In addition to the great research and work opportunities in the ECE Department, BU in general is an amazing education experience. First off, you are in Boston for four years. Now I have been to many cities world wide between traveling with my parents and study abroad and I can confidently say that Boston is one of the top 3 cities in the world that I have been to. It is a city where you can live here for 100 years and still not do or see everything there is to do or see. BU is in the heart of Boston. Its down the street from Fenway Park, and along the green line of the subway. In addition, BU as a school is huge. There are endless opportunities to do really anything, and if for some reason BU doesn’t have a group for your activity, they are responsive to you creating a group. Agganis Arena is host to the 2009 NCAA Division I Hockey Champion Boston University Terriers and plays host to a bunch of big name performances such as Kelly Clarkson, The Killers, and more.
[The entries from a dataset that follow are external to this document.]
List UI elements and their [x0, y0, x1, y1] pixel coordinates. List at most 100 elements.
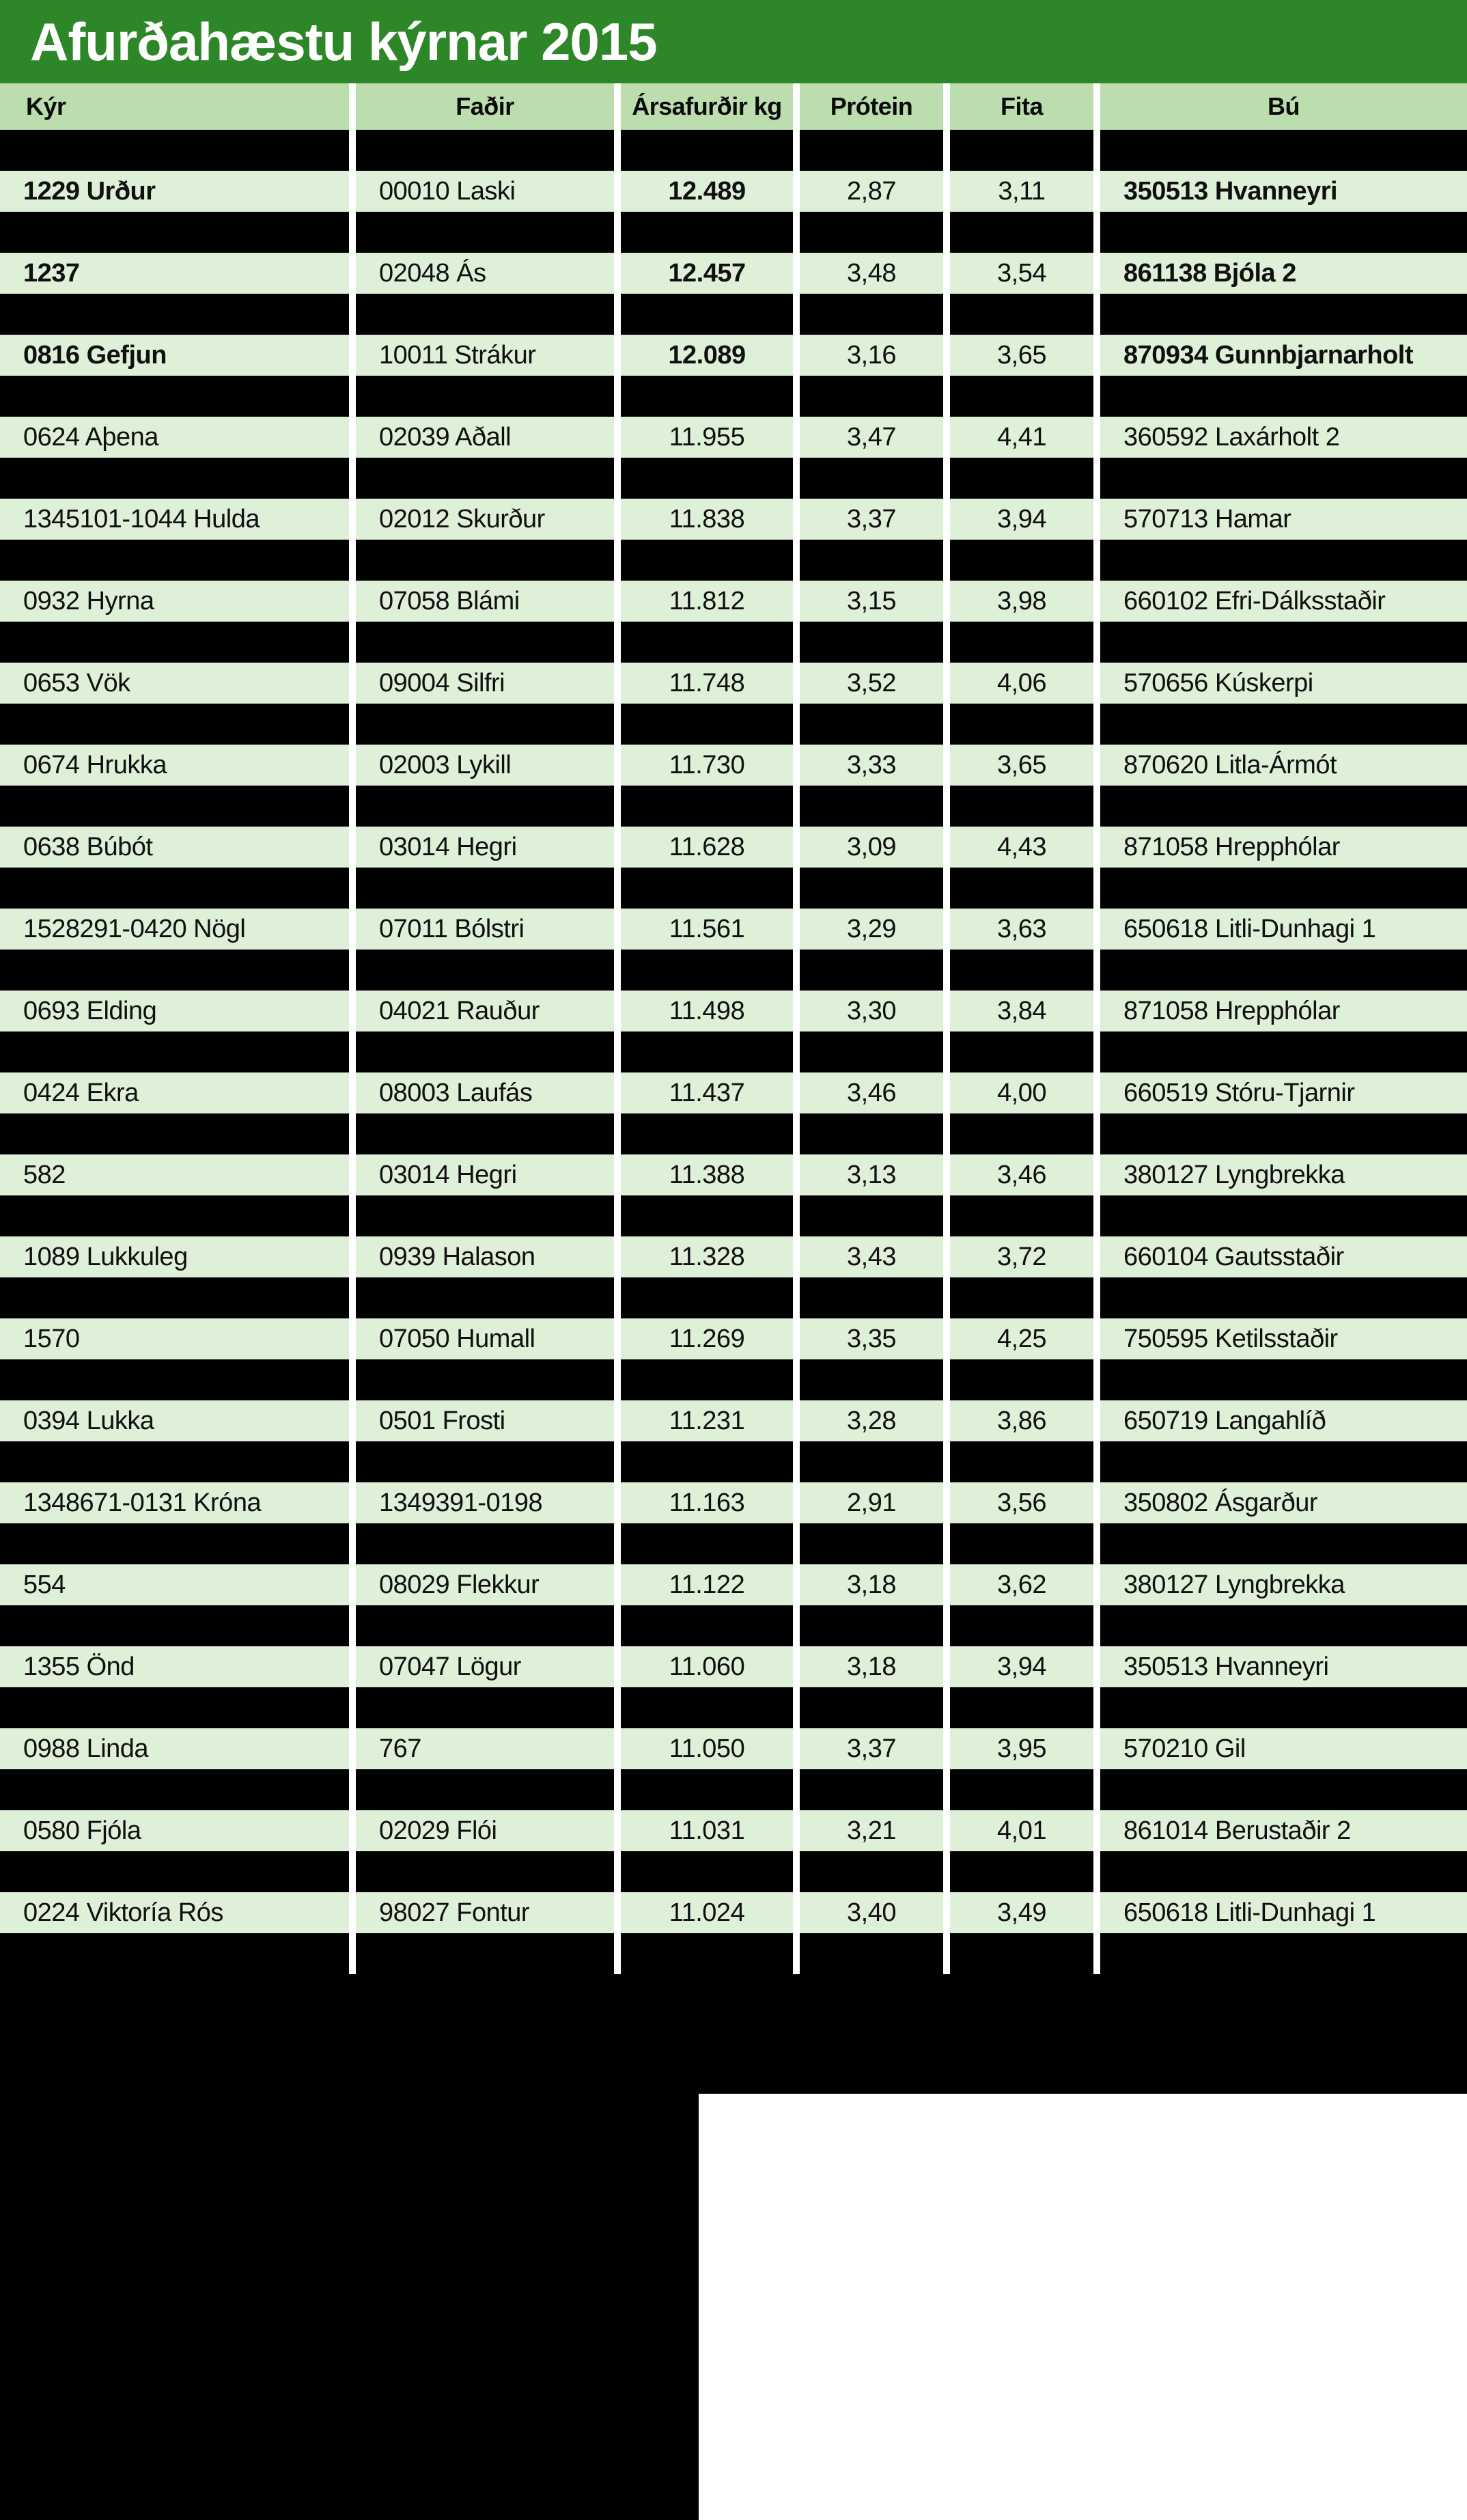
cell-protein: 3,48 [800, 253, 943, 294]
redacted-cell [621, 1523, 793, 1564]
cell-ars: 11.498 [621, 991, 793, 1031]
cell-ars: 11.269 [621, 1318, 793, 1359]
redacted-cell [621, 786, 793, 827]
cell-ars: 11.050 [621, 1728, 793, 1769]
redacted-cell [356, 1933, 614, 1974]
cell-kyr: 582 [0, 1154, 349, 1195]
cell-ars: 11.838 [621, 499, 793, 540]
redacted-cell [356, 1523, 614, 1564]
redacted-cell [800, 622, 943, 663]
cell-kyr: 0693 Elding [0, 991, 349, 1031]
cell-protein: 3,37 [800, 1728, 943, 1769]
redacted-cell [950, 458, 1093, 499]
redacted-cell [1100, 1031, 1467, 1072]
cell-protein: 3,47 [800, 417, 943, 458]
redacted-cell [621, 1113, 793, 1154]
cell-kyr: 1229 Urður [0, 171, 349, 212]
cell-protein: 3,30 [800, 991, 943, 1031]
redacted-cell [621, 1441, 793, 1482]
redacted-cell [356, 540, 614, 581]
redacted-cell [356, 1769, 614, 1810]
cell-protein: 2,87 [800, 171, 943, 212]
cell-kyr: 1345101-1044 Hulda [0, 499, 349, 540]
cell-bu: 360592 Laxárholt 2 [1100, 417, 1467, 458]
redacted-cell [1100, 704, 1467, 745]
cell-bu: 870934 Gunnbjarnarholt [1100, 335, 1467, 376]
cell-fadir: 07050 Humall [356, 1318, 614, 1359]
cell-fadir: 02003 Lykill [356, 745, 614, 786]
cell-kyr: 1089 Lukkuleg [0, 1236, 349, 1277]
redacted-cell [621, 1851, 793, 1892]
cell-bu: 660104 Gautsstaðir [1100, 1236, 1467, 1277]
redacted-cell [1100, 1441, 1467, 1482]
redacted-cell [0, 1031, 349, 1072]
cell-ars: 11.748 [621, 663, 793, 704]
cell-fita: 4,06 [950, 663, 1093, 704]
redacted-cell [0, 1769, 349, 1810]
redacted-cell [356, 622, 614, 663]
cell-ars: 12.457 [621, 253, 793, 294]
redacted-cell [950, 1605, 1093, 1646]
redacted-block-full-width [0, 1974, 1467, 2094]
cell-fita: 3,65 [950, 335, 1093, 376]
cell-protein: 2,91 [800, 1482, 943, 1523]
cell-bu: 861138 Bjóla 2 [1100, 253, 1467, 294]
cell-bu: 570656 Kúskerpi [1100, 663, 1467, 704]
redacted-cell [950, 786, 1093, 827]
redacted-cell [0, 130, 349, 171]
cell-fadir: 0939 Halason [356, 1236, 614, 1277]
redacted-cell [356, 130, 614, 171]
redacted-cell [356, 1277, 614, 1318]
cell-bu: 650719 Langahlíð [1100, 1400, 1467, 1441]
column-header-bu: Bú [1100, 83, 1467, 130]
redacted-cell [0, 868, 349, 909]
cell-bu: 861014 Berustaðir 2 [1100, 1810, 1467, 1851]
redacted-cell [800, 1031, 943, 1072]
redacted-cell [950, 130, 1093, 171]
redacted-cell [356, 294, 614, 335]
redacted-cell [800, 950, 943, 991]
redacted-cell [621, 212, 793, 253]
redacted-cell [950, 1769, 1093, 1810]
cell-ars: 11.955 [621, 417, 793, 458]
cell-fadir: 0501 Frosti [356, 1400, 614, 1441]
cell-fadir: 08003 Laufás [356, 1072, 614, 1113]
redacted-cell [621, 950, 793, 991]
cell-bu: 750595 Ketilsstaðir [1100, 1318, 1467, 1359]
cell-ars: 11.437 [621, 1072, 793, 1113]
cell-protein: 3,13 [800, 1154, 943, 1195]
redacted-cell [800, 1441, 943, 1482]
redacted-cell [621, 130, 793, 171]
cell-kyr: 1348671-0131 Króna [0, 1482, 349, 1523]
redacted-cell [950, 212, 1093, 253]
redacted-cell [800, 294, 943, 335]
redacted-cell [0, 1277, 349, 1318]
redacted-cell [950, 1687, 1093, 1728]
cell-fita: 3,86 [950, 1400, 1093, 1441]
redacted-cell [800, 1769, 943, 1810]
redacted-cell [800, 868, 943, 909]
cell-fita: 3,49 [950, 1892, 1093, 1933]
cell-ars: 11.031 [621, 1810, 793, 1851]
cell-fita: 3,98 [950, 581, 1093, 622]
column-header-fita: Fita [950, 83, 1093, 130]
cell-protein: 3,33 [800, 745, 943, 786]
cell-bu: 871058 Hrepphólar [1100, 991, 1467, 1031]
cell-fita: 4,43 [950, 827, 1093, 868]
redacted-cell [621, 540, 793, 581]
column-header-protein: Prótein [800, 83, 943, 130]
redacted-cell [950, 376, 1093, 417]
cell-ars: 11.163 [621, 1482, 793, 1523]
cell-protein: 3,29 [800, 909, 943, 950]
redacted-cell [621, 1277, 793, 1318]
redacted-cell [0, 540, 349, 581]
cell-bu: 350802 Ásgarður [1100, 1482, 1467, 1523]
cell-kyr: 1355 Önd [0, 1646, 349, 1687]
cell-fadir: 08029 Flekkur [356, 1564, 614, 1605]
cell-kyr: 0624 Aþena [0, 417, 349, 458]
cell-ars: 12.089 [621, 335, 793, 376]
cell-fadir: 07047 Lögur [356, 1646, 614, 1687]
cell-ars: 12.489 [621, 171, 793, 212]
redacted-cell [0, 1933, 349, 1974]
cell-ars: 11.024 [621, 1892, 793, 1933]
Finally, the food here is generally much better than it is at other schools. For me that’s a big deal because I like a good meal. And even on bad days in the dining hall, there are plenty of restaurants and quick eats on campus and more and more opening all the time (Chipotle is opening this week on campus!).

Boston University is really a great place for anyone. The administration and faculty do a great job of making sure that everyone fits in. If you have any other questions please feel free to contact me or another e-host.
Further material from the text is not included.